- Developer: Apple Inc.
- Release: 2003; 23 years ago
- Final release: 4.0.1 (August 29, 2008) [±]
- Preview release: none (none) [±]
- Written in: Objective-C
- Operating system: Mac OS X
- Available in: English, French, German, Japanese
- Type: Digital video editing
- License: Proprietary
- Website: Archived product page

= Final Cut Express =

Former offshoot of Final Cut Pro

Final Cut Express was a video editing software suite created by Apple Inc. It was the consumer version of Final Cut Pro and was designed for advanced editing of digital video as well as high-definition video, which was used by many amateur and professional videographers. Final Cut Express was considered a step above iMovie in terms of capabilities, but a step underneath Final Cut Pro and its suite of applications. As of June 21, 2011, Final Cut Express was discontinued in favor of Final Cut Pro X.

== History ==
Final Cut Express 1.0, based on Final Cut Pro 3, was released at Macworld Conference and Expo in San Francisco in 2003. The second version, based on Final Cut Pro 4, was released at Macworld San Francisco in 2004. The third version, capable of editing high definition video, was also announced at Macworld San Francisco a year later, and was released as Final Cut Express HD in February 2005. It was based on Final Cut Pro HD (version 4.5) and included LiveType 1.2 and Soundtrack 1.2.

Final Cut Express version 3.5 was released with little fanfare in May 2006 as a Universal Binary. In addition to improving real-time rendering with Dynamic RT, version 3.5 upgraded LiveType to version 2.0 and Soundtrack to version 1.5.

In November 2007, Apple released Final Cut Express 4, which although it did not support real-time editing in the AVCHD format (it only allowed for transcoding AVCHD to Apple Intermediate Codec (AIC) provided that the camera was actually attached to the computer - it did not convert AVCHD files stored elsewhere and is currently for Intel processors only), imported iMovie '08 projects and included 50 new filters. It did not include Soundtrack 1.5, but it still included LiveType which enables users to create advanced text for the movies they created in Final Cut. The price was dropped from $299 for version 3.5 to $199 for version 4.0.
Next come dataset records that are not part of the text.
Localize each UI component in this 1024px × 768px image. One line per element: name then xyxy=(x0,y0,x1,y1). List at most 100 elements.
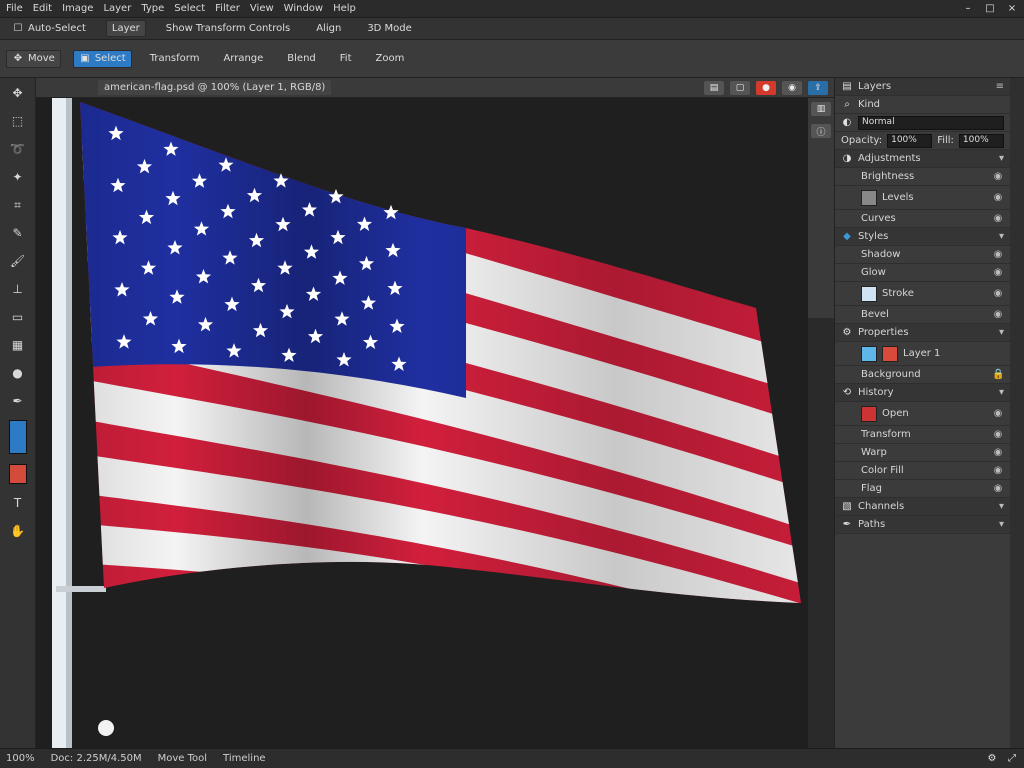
settings-icon[interactable]: ⚙ xyxy=(986,753,998,765)
lasso-tool-icon[interactable]: ➰ xyxy=(7,140,29,158)
collapse-icon[interactable]: ▾ xyxy=(999,501,1004,512)
zoom-button[interactable]: Zoom xyxy=(370,50,411,67)
list-item[interactable]: Bevel ◉ xyxy=(835,306,1010,324)
move-button[interactable]: ✥ Move xyxy=(6,49,61,68)
maximize-icon[interactable]: □ xyxy=(984,3,996,15)
record-icon[interactable]: ● xyxy=(756,80,776,95)
lock-icon[interactable]: 🔒 xyxy=(992,369,1004,381)
eye-icon[interactable]: ◉ xyxy=(992,465,1004,477)
type-tool-icon[interactable]: T xyxy=(7,494,29,512)
align-button[interactable]: Align xyxy=(310,20,347,37)
document-tab[interactable]: american-flag.psd @ 100% (Layer 1, RGB/8… xyxy=(98,80,332,95)
group-channels[interactable]: ▧ Channels ▾ xyxy=(835,498,1010,516)
blend-mode-select[interactable]: Normal xyxy=(858,115,1004,130)
image-canvas[interactable] xyxy=(36,98,808,748)
brush-tool-icon[interactable]: 🖌 xyxy=(7,252,29,270)
hand-tool-icon[interactable]: ✋ xyxy=(7,522,29,540)
menu-edit[interactable]: Edit xyxy=(33,3,52,14)
collapse-icon[interactable]: ▾ xyxy=(999,231,1004,242)
transform-button[interactable]: Transform xyxy=(144,50,206,67)
list-item[interactable]: Stroke ◉ xyxy=(835,282,1010,306)
panel-menu-icon[interactable]: ≡ xyxy=(996,81,1004,92)
table-row[interactable]: Layer 1 xyxy=(835,342,1010,366)
menu-select[interactable]: Select xyxy=(174,3,205,14)
list-item[interactable]: Warp ◉ xyxy=(835,444,1010,462)
blend-button[interactable]: Blend xyxy=(281,50,321,67)
marquee-tool-icon[interactable]: ⬚ xyxy=(7,112,29,130)
table-row[interactable]: Background 🔒 xyxy=(835,366,1010,384)
menu-type[interactable]: Type xyxy=(141,3,164,14)
group-styles[interactable]: ◆ Styles ▾ xyxy=(835,228,1010,246)
layer-select[interactable]: Layer xyxy=(105,20,146,37)
opacity-input[interactable]: 100% xyxy=(887,133,933,148)
eye-icon[interactable]: ◉ xyxy=(992,267,1004,279)
collapse-icon[interactable]: ▾ xyxy=(999,153,1004,164)
list-item[interactable]: Levels ◉ xyxy=(835,186,1010,210)
timeline-button[interactable]: Timeline xyxy=(223,753,266,764)
pen-tool-icon[interactable]: ✒ xyxy=(7,392,29,410)
list-item[interactable]: Shadow ◉ xyxy=(835,246,1010,264)
group-history[interactable]: ⟲ History ▾ xyxy=(835,384,1010,402)
fill-input[interactable]: 100% xyxy=(958,133,1004,148)
crop-tool-icon[interactable]: ⌗ xyxy=(7,196,29,214)
list-item[interactable]: Brightness ◉ xyxy=(835,168,1010,186)
eye-icon[interactable]: ◉ xyxy=(992,483,1004,495)
panel-scrollbar[interactable] xyxy=(1010,78,1024,748)
list-item[interactable]: Transform ◉ xyxy=(835,426,1010,444)
layout-icon[interactable]: ▥ xyxy=(811,102,831,116)
menu-view[interactable]: View xyxy=(250,3,274,14)
collapse-icon[interactable]: ▾ xyxy=(999,519,1004,530)
expand-icon[interactable]: ⤢ xyxy=(1006,753,1018,765)
right-panel: ▤ Layers ≡ ⌕ Kind ◐ Normal Opacity: 100%… xyxy=(834,78,1010,748)
list-item[interactable]: Curves ◉ xyxy=(835,210,1010,228)
arrange-button[interactable]: Arrange xyxy=(217,50,269,67)
share-icon[interactable]: ⇪ xyxy=(808,80,828,95)
collapse-icon[interactable]: ▾ xyxy=(999,387,1004,398)
eye-icon[interactable]: ◉ xyxy=(992,288,1004,300)
list-item[interactable]: Glow ◉ xyxy=(835,264,1010,282)
camera-icon[interactable]: ◉ xyxy=(782,80,802,95)
stamp-tool-icon[interactable]: ⊥ xyxy=(7,280,29,298)
info-icon[interactable]: ⓘ xyxy=(811,124,831,138)
zoom-level[interactable]: 100% xyxy=(6,753,35,764)
select-button[interactable]: ▣ Select xyxy=(72,49,132,68)
arrange-icon[interactable]: ▤ xyxy=(704,80,724,95)
background-color-swatch[interactable] xyxy=(8,464,27,484)
menu-file[interactable]: File xyxy=(6,3,23,14)
eye-icon[interactable]: ◉ xyxy=(992,447,1004,459)
auto-select-toggle[interactable]: ☐ Auto-Select xyxy=(6,20,92,38)
eye-icon[interactable]: ◉ xyxy=(992,429,1004,441)
list-item[interactable]: Open ◉ xyxy=(835,402,1010,426)
group-paths[interactable]: ✒ Paths ▾ xyxy=(835,516,1010,534)
close-icon[interactable]: × xyxy=(1006,3,1018,15)
eye-icon[interactable]: ◉ xyxy=(992,249,1004,261)
eye-icon[interactable]: ◉ xyxy=(992,213,1004,225)
transform-controls-toggle[interactable]: Show Transform Controls xyxy=(160,20,296,37)
3d-mode-button[interactable]: 3D Mode xyxy=(361,20,418,37)
eye-icon[interactable]: ◉ xyxy=(992,192,1004,204)
menu-help[interactable]: Help xyxy=(333,3,356,14)
collapse-icon[interactable]: ▾ xyxy=(999,327,1004,338)
foreground-color-swatch[interactable] xyxy=(8,420,27,454)
fit-button[interactable]: Fit xyxy=(334,50,358,67)
layers-header[interactable]: ▤ Layers ≡ xyxy=(835,78,1010,96)
gradient-tool-icon[interactable]: ▦ xyxy=(7,336,29,354)
dodge-tool-icon[interactable]: ● xyxy=(7,364,29,382)
list-item[interactable]: Color Fill ◉ xyxy=(835,462,1010,480)
group-adjustments[interactable]: ◑ Adjustments ▾ xyxy=(835,150,1010,168)
wand-tool-icon[interactable]: ✦ xyxy=(7,168,29,186)
eye-icon[interactable]: ◉ xyxy=(992,171,1004,183)
menu-filter[interactable]: Filter xyxy=(215,3,240,14)
menu-window[interactable]: Window xyxy=(284,3,323,14)
move-tool-icon[interactable]: ✥ xyxy=(7,84,29,102)
minimize-icon[interactable]: – xyxy=(962,3,974,15)
menu-image[interactable]: Image xyxy=(62,3,93,14)
eyedropper-tool-icon[interactable]: ✎ xyxy=(7,224,29,242)
menu-layer[interactable]: Layer xyxy=(103,3,131,14)
group-properties[interactable]: ⚙ Properties ▾ xyxy=(835,324,1010,342)
screen-mode-icon[interactable]: ▢ xyxy=(730,80,750,95)
list-item[interactable]: Flag ◉ xyxy=(835,480,1010,498)
eraser-tool-icon[interactable]: ▭ xyxy=(7,308,29,326)
eye-icon[interactable]: ◉ xyxy=(992,309,1004,321)
eye-icon[interactable]: ◉ xyxy=(992,408,1004,420)
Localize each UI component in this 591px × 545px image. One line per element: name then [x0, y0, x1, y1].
In June 2011, Final Cut Express was officially discontinued, in favor of Final Cut Pro X.

==Features==
Final Cut Express' interface was identical to that of Final Cut Pro, but lacks some film-specific features, including Cinema Tools, multi-cam editing, batch capture, and a time code view. The program performed 32 undo operations, while Final Cut Pro did 99 .

Features the program did include were:
- The ability to keyframe filters
- Dynamic RT, which changes real-time settings on-the-fly
- Motion path keyframing
- Opacity keyframing
- Ripple, roll, slip, slide and blade edits
- Picture-in-picture and split-screen effects
- Up to 99 video tracks and 12 compositing modes
- Up to 99 audio tracks
- Motion project import
- Two-way color correction.
- Chroma key

One feature of Final Cut Express that was not available in Final Cut Pro is the ability to import iMovie '08 projects (though transitions are not preserved).

===RT Extreme===
Inherited from Final Cut Pro, Final Cut Express features RT Extreme, which allows previews of some video filters and transitions without rendering. Audio that is not in the native AIFF file format needs rendering before it can be played back. RT Extreme has three modes: 'Safe', for seeing multiple video layers at a quality that more or less guarantees a smooth playback; 'Unlimited', which allows the maximum number of composited video layers to be viewed at the same time; and 'Dynamic', which alternates between these settings depending on how many simultaneous video tracks are present. Frame dropping may result from using 'Unlimited' on low-resource machines.

===Boris Calligraphy===
Like Final Cut Pro, Express also comes with Boris Calligraphy, a plugin for advanced titling and scrolling/crawling titles more sophisticated than the ones that can be created with the built-in title overlays. Calligraphy has a WYSIWYG interface and features wrapping, alignment, leading, kerning and tracking features, as well as allowing up to five custom outlines and five custom drop shadows to be defined for a selected portion of the title.

== Soundtrack ==
Prior to version 4, Final Cut Express included Soundtrack 1.5, a music program similar to the consumer-level GarageBand, but designed for videographers who wish to add music to their films. Soundtrack comes with around 4,000 professionally recorded instrument loops and sound effects that can be arranged in multiple tracks beneath the video track.

To use Soundtrack, users export their Final Cut Express sequence, or a marked portion thereof, as a reference file, which can include scoring markers defined in the timeline. This reference file can be imported as the video track in Soundtrack.

Soundtrack is functionally and visually identical to Soundtrack Pro's multitrack editing mode, but includes fewer Logic plugins and lacks the highly regarded noise removal tool.

Soundtrack was removed from Final Cut Express 4, which lowered its price and may have encouraged people to buy Logic Express.